Visa offers guide to secure, fraud-free transactionsBy Ryan Noik 12 April 2019 | Categories: feature articles
At the first of a series of ongoing interactions with Visa yesterday in Bryanston, the company offered an overview of the transaction space. Bevan Smith, the head of risk at Visa sub Saharan Africa, expounded on what the main online and offline threats are, while highlighting what is top of mind for consumers when they are doing electronic payments.
Indeed, of late the boundaries between whether making payments is a technology issue, or a banking one – or more likely, both – has blurred. As well, the likes of Samsung Pay and Apple Pay, have certainly pushed transacting in the digital age into the limelight.
Smith began by stressing that Visa acknowledges that it has a significant responsibility to ensure that transactions done across its network are safe and that its users can be confident that their payments are secure whether they are using digital, face to face or online means to transact. Given the 24/7 activity of malicious players this is easier said than done, as he noted that certainly, fraud and cybersecurity risks are an ongoing challenge.
More specifically, Smith identified a number of threats that users should be on the lookout for when transacting. The first of these is shoulder surfing, where crooks spy on someone entering their pin into an ATM. This can largely be deterred by firstly being aware of who is around when withdrawing cash, and covering the keypad with one’s hand, as well as blocking visibility with your body, when at an ATM.
Worth considering is that as we see the rise of telescopic lenses being included in smartphones such as Huawei’s P30, it’s quite possible for someone to be sitting a fair distance aware and zoom in to an ATM without you being aware of them doing so. A typical modus operandi, Bevin noted is that these fraudsters often act in pairs, with one relaying information to the other, who may then try steal a victim’s card.
Keep your cards close to your chest
Another common threat is card skimming, whereby fraudsters use skimming devices to illegally collect data from the magnetic strip of a credit or debit card. However, this can also be largely averted by keeping track of your card at all times. As well, moves are afoot to phase out the use of magnetic stripes in favour of EMV computer microchips, which produce a once off code per transaction. As well, contactless, or tap and go technology is also slated to reduce card skimming substantially, with Smith noting that it produces the lowest fraud rates of any type of payment.
A third threat to be wary of is credit card swapping. This one is fairly common, as the target finds their credit or debit card inexplicably getting jammed in the ATM, with a “Good Samaritan” conveniently being on hand to ‘help’ (mainly liberate money from your account without your permission). It’s often used in conjunction with shoulder surfing. The best strategy to avoid this one is to be wary of strangers getting too close for comfort at an ATM, or stepping in to help you resolve a jammed card.

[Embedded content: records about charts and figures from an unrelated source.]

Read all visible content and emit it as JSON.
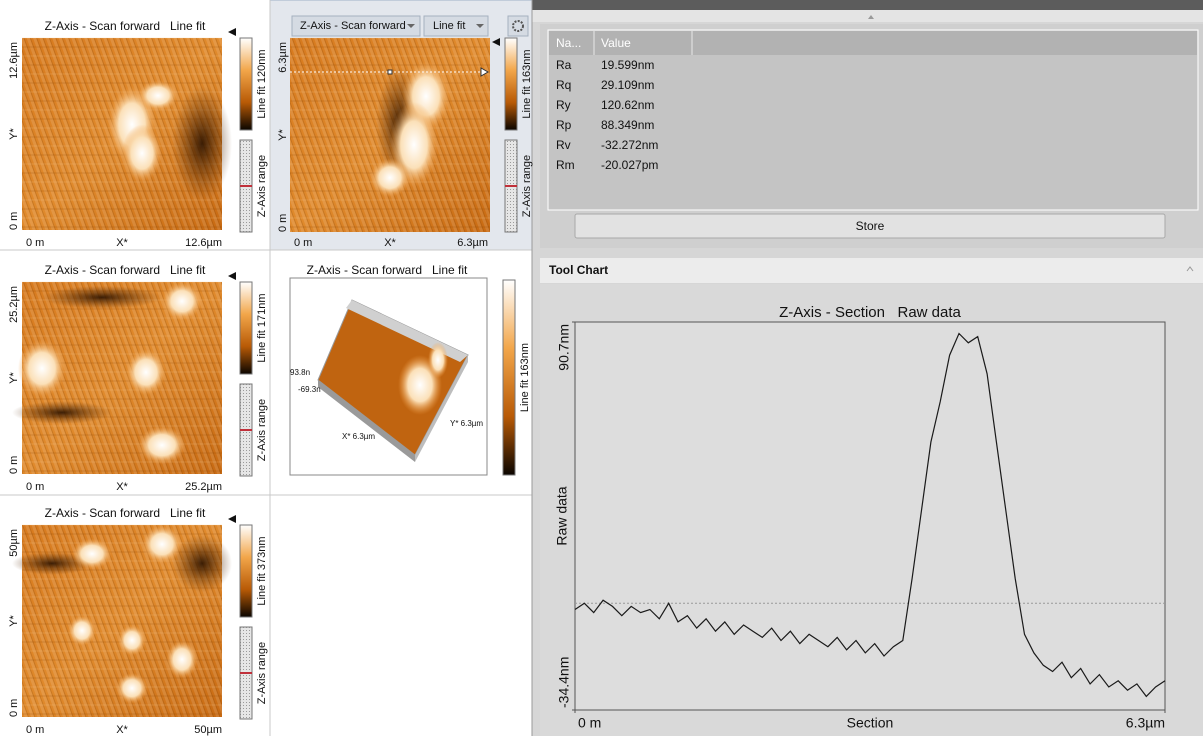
{
  "panels": [
    {
      "title": "Z-Axis - Scan forward   Line fit",
      "y_top": "12.6µm",
      "y_mid": "Y*",
      "y_bottom": "0 m",
      "x_left": "0 m",
      "x_mid": "X*",
      "x_right": "12.6µm",
      "colorbar": "Line fit 120nm",
      "range": "Z-Axis range"
    },
    {
      "dropdown_channel": "Z-Axis - Scan forward",
      "dropdown_filter": "Line fit",
      "y_top": "6.3µm",
      "y_mid": "Y*",
      "y_bottom": "0 m",
      "x_left": "0 m",
      "x_mid": "X*",
      "x_right": "6.3µm",
      "colorbar": "Line fit 163nm",
      "range": "Z-Axis range"
    },
    {
      "title": "Z-Axis - Scan forward   Line fit",
      "y_top": "25.2µm",
      "y_mid": "Y*",
      "y_bottom": "0 m",
      "x_left": "0 m",
      "x_mid": "X*",
      "x_right": "25.2µm",
      "colorbar": "Line fit 171nm",
      "range": "Z-Axis range"
    },
    {
      "title": "Z-Axis - Scan forward   Line fit",
      "z_top": "93.8n",
      "z_bottom": "-69.3n",
      "x_label": "X* 6.3µm",
      "y_label": "Y* 6.3µm",
      "colorbar": "Line fit 163nm"
    },
    {
      "title": "Z-Axis - Scan forward   Line fit",
      "y_top": "50µm",
      "y_mid": "Y*",
      "y_bottom": "0 m",
      "x_left": "0 m",
      "x_mid": "X*",
      "x_right": "50µm",
      "colorbar": "Line fit 373nm",
      "range": "Z-Axis range"
    }
  ],
  "table": {
    "headers": [
      "Na...",
      "Value"
    ],
    "rows": [
      [
        "Ra",
        "19.599nm"
      ],
      [
        "Rq",
        "29.109nm"
      ],
      [
        "Ry",
        "120.62nm"
      ],
      [
        "Rp",
        "88.349nm"
      ],
      [
        "Rv",
        "-32.272nm"
      ],
      [
        "Rm",
        "-20.027pm"
      ]
    ]
  },
  "store_button": "Store",
  "tool_chart_header": "Tool Chart",
  "chart_data": {
    "type": "line",
    "title": "Z-Axis - Section   Raw data",
    "x_label": "Section",
    "y_label": "Raw data",
    "x": [
      0,
      0.1,
      0.2,
      0.3,
      0.4,
      0.5,
      0.6,
      0.7,
      0.8,
      0.9,
      1.0,
      1.1,
      1.2,
      1.3,
      1.4,
      1.5,
      1.6,
      1.7,
      1.8,
      1.9,
      2.0,
      2.1,
      2.2,
      2.3,
      2.4,
      2.5,
      2.6,
      2.7,
      2.8,
      2.9,
      3.0,
      3.1,
      3.2,
      3.3,
      3.4,
      3.5,
      3.6,
      3.7,
      3.8,
      3.9,
      4.0,
      4.1,
      4.2,
      4.3,
      4.4,
      4.5,
      4.6,
      4.7,
      4.8,
      4.9,
      5.0,
      5.1,
      5.2,
      5.3,
      5.4,
      5.5,
      5.6,
      5.7,
      5.8,
      5.9,
      6.0,
      6.1,
      6.2,
      6.3
    ],
    "values": [
      -2,
      0,
      -3,
      1,
      -1,
      -4,
      -1,
      -3,
      -2,
      -5,
      0,
      -6,
      -4,
      -8,
      -5,
      -9,
      -6,
      -10,
      -7,
      -9,
      -11,
      -8,
      -12,
      -9,
      -13,
      -10,
      -12,
      -14,
      -11,
      -15,
      -12,
      -16,
      -13,
      -17,
      -14,
      -12,
      8,
      30,
      52,
      65,
      80,
      87,
      84,
      86,
      74,
      52,
      30,
      8,
      -10,
      -16,
      -20,
      -22,
      -19,
      -24,
      -21,
      -26,
      -23,
      -27,
      -25,
      -28,
      -26,
      -30,
      -27,
      -25
    ],
    "color": "#1a1a1a",
    "xlim": [
      0,
      6.3
    ],
    "ylim": [
      -34.4,
      90.7
    ],
    "xticks": [
      {
        "value": 0,
        "label": "0 m"
      },
      {
        "value": 6.3,
        "label": "6.3µm"
      }
    ],
    "yticks": [
      {
        "value": 90.7,
        "label": "90.7nm"
      },
      {
        "value": -34.4,
        "label": "-34.4nm"
      }
    ],
    "baseline": 0
  }
}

Finally, another threat to be aware of, according to Smith, is cash itself, with criminals typically following their target from an ATM or after making a withdrawal from a branch.
The good news is that digital transactions, such as Samsung Pay, are often more secure than relying on cash. This is because these kinds of transactions are represented by an encrypted token, rather than a real account number, that becomes useless if it is intercepted.

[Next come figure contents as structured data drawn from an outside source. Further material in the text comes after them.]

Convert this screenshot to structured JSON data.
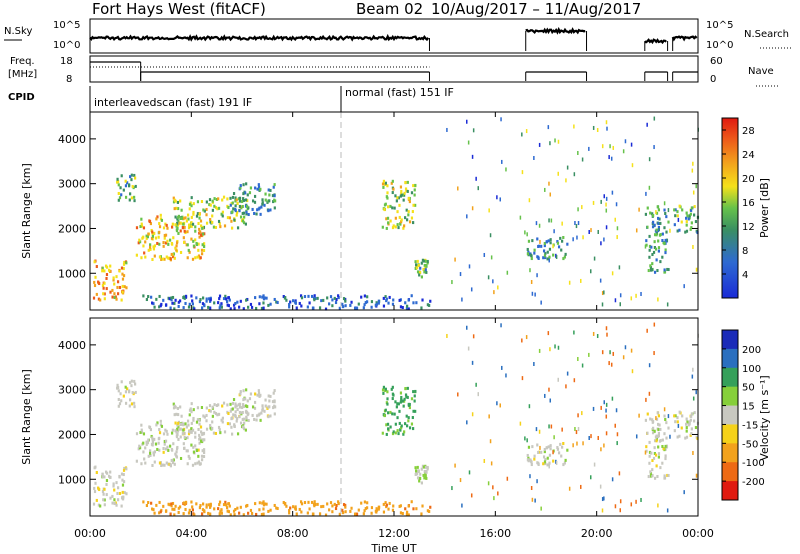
{
  "chart_data": {
    "type": "heatmap",
    "title": {
      "station": "Fort Hays West (fitACF)",
      "beam": "Beam 02",
      "dates": "10/Aug/2017 – 11/Aug/2017"
    },
    "xlabel": "Time UT",
    "x_ticks": [
      "00:00",
      "04:00",
      "08:00",
      "12:00",
      "16:00",
      "20:00",
      "00:00"
    ],
    "x_range_hours": [
      0,
      24
    ],
    "noise_panel": {
      "left_label_1": "N.Sky",
      "left_label_2": "10^5",
      "left_label_3": "10^0",
      "right_label": "N.Search",
      "right_ticks": [
        "10^5",
        "10^0"
      ]
    },
    "freq_panel": {
      "left_label_1": "Freq.",
      "left_label_2": "[MHz]",
      "left_ticks": [
        "18",
        "8"
      ],
      "right_label": "Nave",
      "right_ticks": [
        "60",
        "0"
      ]
    },
    "cpid": {
      "label": "CPID",
      "segments": [
        {
          "name": "interleavedscan (fast) 191 IF",
          "start_h": 0,
          "end_h": 10
        },
        {
          "name": "normal (fast) 151 IF",
          "start_h": 10,
          "end_h": 24
        }
      ]
    },
    "power_panel": {
      "ylabel": "Slant Range [km]",
      "yticks": [
        "1000",
        "2000",
        "3000",
        "4000"
      ],
      "ylim_km": [
        180,
        4600
      ],
      "colorbar_label": "Power [dB]",
      "colorbar_ticks": [
        "4",
        "8",
        "12",
        "16",
        "20",
        "24",
        "28"
      ],
      "colorbar_range": [
        0,
        30
      ]
    },
    "velocity_panel": {
      "ylabel": "Slant Range [km]",
      "yticks": [
        "1000",
        "2000",
        "3000",
        "4000"
      ],
      "ylim_km": [
        180,
        4600
      ],
      "colorbar_label": "Velocity [m s⁻¹]",
      "colorbar_ticks": [
        "200",
        "100",
        "50",
        "15",
        "-15",
        "-50",
        "-100",
        "-200"
      ]
    },
    "echo_regions": [
      {
        "t0": 0.1,
        "t1": 1.4,
        "r0": 400,
        "r1": 1300,
        "p": 24,
        "v": 0
      },
      {
        "t0": 1.0,
        "t1": 1.8,
        "r0": 2600,
        "r1": 3200,
        "p": 16,
        "v": 0
      },
      {
        "t0": 1.8,
        "t1": 4.5,
        "r0": 1300,
        "r1": 2300,
        "p": 22,
        "v": 0
      },
      {
        "t0": 3.2,
        "t1": 6.2,
        "r0": 2000,
        "r1": 2700,
        "p": 18,
        "v": 0
      },
      {
        "t0": 5.5,
        "t1": 7.3,
        "r0": 2300,
        "r1": 3000,
        "p": 12,
        "v": 0
      },
      {
        "t0": 2.0,
        "t1": 13.4,
        "r0": 200,
        "r1": 500,
        "p": 8,
        "v": -60
      },
      {
        "t0": 11.5,
        "t1": 12.8,
        "r0": 2000,
        "r1": 3100,
        "p": 18,
        "v": 40
      },
      {
        "t0": 12.8,
        "t1": 13.3,
        "r0": 900,
        "r1": 1300,
        "p": 16,
        "v": 10
      },
      {
        "t0": 17.2,
        "t1": 18.8,
        "r0": 1300,
        "r1": 1800,
        "p": 12,
        "v": 0
      },
      {
        "t0": 21.9,
        "t1": 22.8,
        "r0": 1000,
        "r1": 2500,
        "p": 12,
        "v": 0
      },
      {
        "t0": 23.0,
        "t1": 24.0,
        "r0": 1900,
        "r1": 2500,
        "p": 14,
        "v": 0
      }
    ]
  }
}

Smith continued that a particular focus for Visa is getting the balance between security and convenience right, so that users can still transact securely, without having to sacrifice ease in making a payment. He elaborated that this is achieved by earning, and keeping, users’ trust.
Admittedly, earning trust can be a feat in itself. However, he elaborated, the company is building trust with its users by focusing on five core principles that consumers have indicated are important to them when making electronic payments.
Smith explained that users want to know that if they do have a problem like fraud on their card they will be able to get their money back, and that this will be done in a timely fashion.
Also important to users is being able to easily identify a transaction, especially when it is done online, and thus be able to determine whether a transaction was affected by them, or as a result of fraud. No less desired is being able to get instantaneous updates on any activity on one’s account, so that a compromised card, for example, can be detected as soon as it is used by an unauthorised party.
It sounds obvious but still bears mentioning - key to users is that the card network is reliable and available at all times. Smith pointed out that if the network isn’t available, then users revert to cash, and may also experience anxiety about not having cash on hand to cover a minor expense.
4. Security and privacy
Somewhat self explanatory, security and privacy refers to users wanting to know that organisations they deal with for financial transactions can and will secure their personal information as well as be able to offer secure transactions.
5. Social validation
The final keypoint that Visa is focusing on is whether its offerings are well known, and used, by people’s personal circle of friends, family and coworkers.
As the truism goes, knowledge is power, and certainly being aware of the risks, and aware of how particularly companies are addressing those risks, is the first step to keeping oneself safe. Hopefully we will be hearing more from Visa to this end.